The Teardrop Story Woman / The Bondmaid

Catherine Lim
Allen and Unwin (Orion) (May 2001) 392 / 343 pages
ISBN: 0 75282 5933 / 0 75282 594 1

reviewed by Ann Skea


Anyone who saw the film Raise The Red Lantern, or has read one of the many recent books about growing up as a Chinese woman (or even as a  Chinese-American woman) can tell you that being born female in China before the Communist Revolution was a misfortune. Girls, if they were not smothered by the midwife or the mother at birth, grew up as the despised possessions of men and lived lives of bondage and subservience. It's a cultural stereotype which has been widely disseminated in the Western world and there has been little evidence that it is untrue.
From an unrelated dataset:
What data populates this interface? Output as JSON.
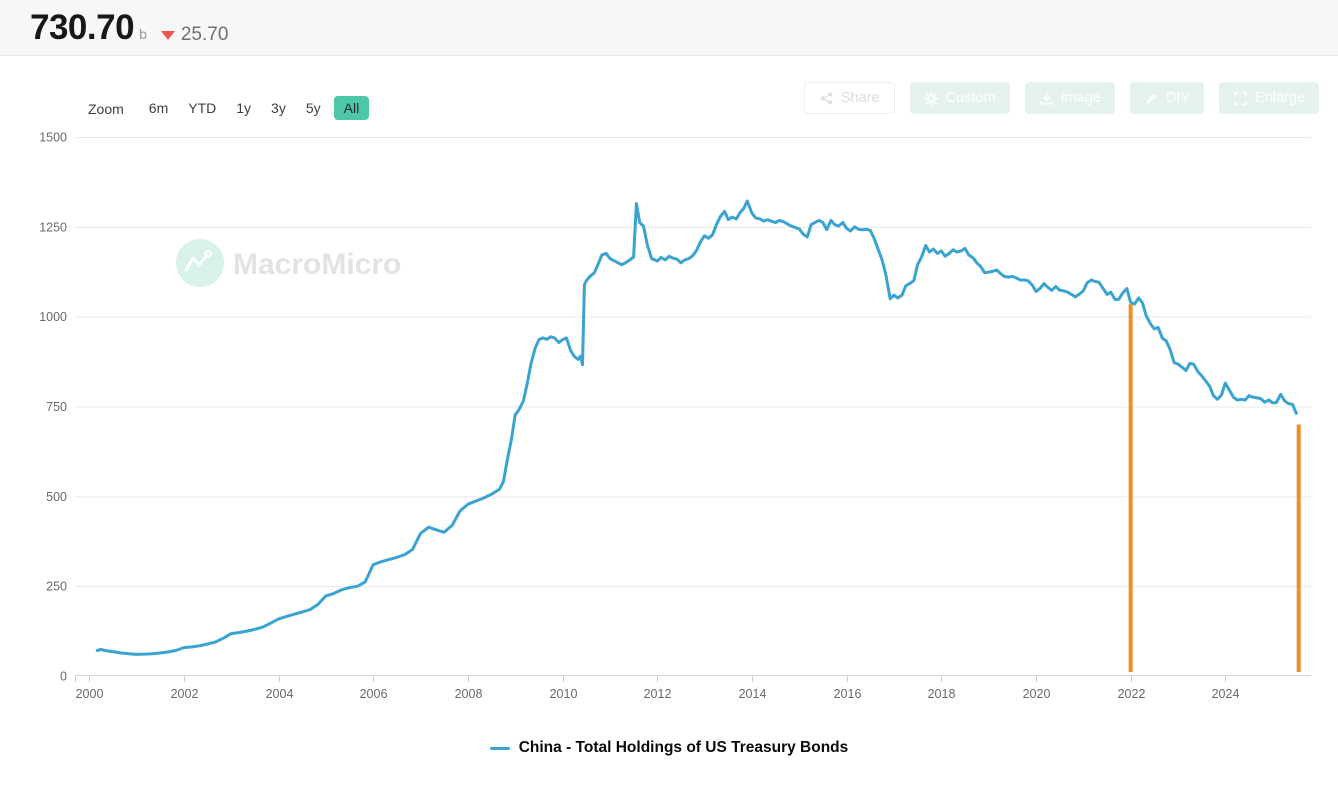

Growing up in the culturally mixed society of Malaya in the 1950s, however, was clearly rather different. Mei Kwei, heroine of Catherine Lim's cumbersomely titled novel, The Teardrop Story Woman, grows up in Luping amongst Chinese, Malay, Thai, Indian and British families. Communist terrorists hide in the jungle helped by sympathizers in the community, and the British soldiers are there to fight them, although their war is called an Emergency, so as not to alarm the locals. All these cultures influence Mei Kwei as she grows up, causing conflict and change in her life.

At home Mei Kwei learns the traditional Chinese customs and beliefs of her family, and a close bond with her maternal grandmother teaches her to love Chinese gods and goddesses. But she is fascinated by the local Mission School and hangs around outside its windows absorbing the teaching, stories and songs until a lucky accident allows her to join the classes.  As she gets older, love and marriage, too, cause her confusion. She falls in love with Father Francis Martin, newly arrived "from his native Provence to the small Malayan town of Luping to save souls," but she accepts a traditionally arranged engagement to a wealthy old man for whom she will be 'Fourth Wife'. Eventually she breaks this engagement and marries a young man of mixed Chinese and Thai parentage, but even this is problematic.

Yet, in spite of being Chinese and female; in spite of the unlucky teardrop-mole blemish on her beauty; in spite of family expectations, rejection by her father, the self-serving exploitation of her brother, and the  attentions of predatory males, Mei Kwei manages to make her own decisions and, to a large extent, carry them out. In this way she is very different to "the girl Han" in The Bondmaid whose life is governed by the whims of others and whose story is one of unremitting repression and hardship.

In The Bondmaid, most characters are identified by their family name or position - 'the patriarch,' 'The Old One,' 'Fourth Elder Brother' and so on—as if to emphasize the traditional ghost-tale nature of the story. And it is very much a traditional Chinese story, full of hierarchical power, filial piety, ghosts and hopeless love. The Tear Drop Story Woman, however, is more complex, less stereotyped and, consequently, much more interesting precisely because the heroine is able to make choices and because the choices are complicated by the rich cultural mixture of the society in which she lives.

In The Tear Drop Story Woman, Catherine Lim touches on a time and place in which change was accelerating and many traditions were being questioned, and Mei Kwei is not the only character in the book to face personal dilemmas because of this. Catherine Lim explores some of these dilemmas through her characters but, in the end, the dictates of a romantic story line take precedence over more serious issues. Which is a pity, because Lim writes well and sensitively and could well have lifted the book out of the rather crowded 'Chinese culture genre' to which it will inevitably be assigned.

Novels based on Asian cultures by Asian authors, however, are immensely popular at the moment and both these books provide vivid insight into lives lived according to Asian traditions and beliefs. Catherine Lim is a good story-teller, she draws the reader into unfamiliar worlds and provides enough tantalizing and unusual situations in her characters' lives to keep you reading to the end. Both books essentially light reading, and if you are female and love a good love-story, both will appeal.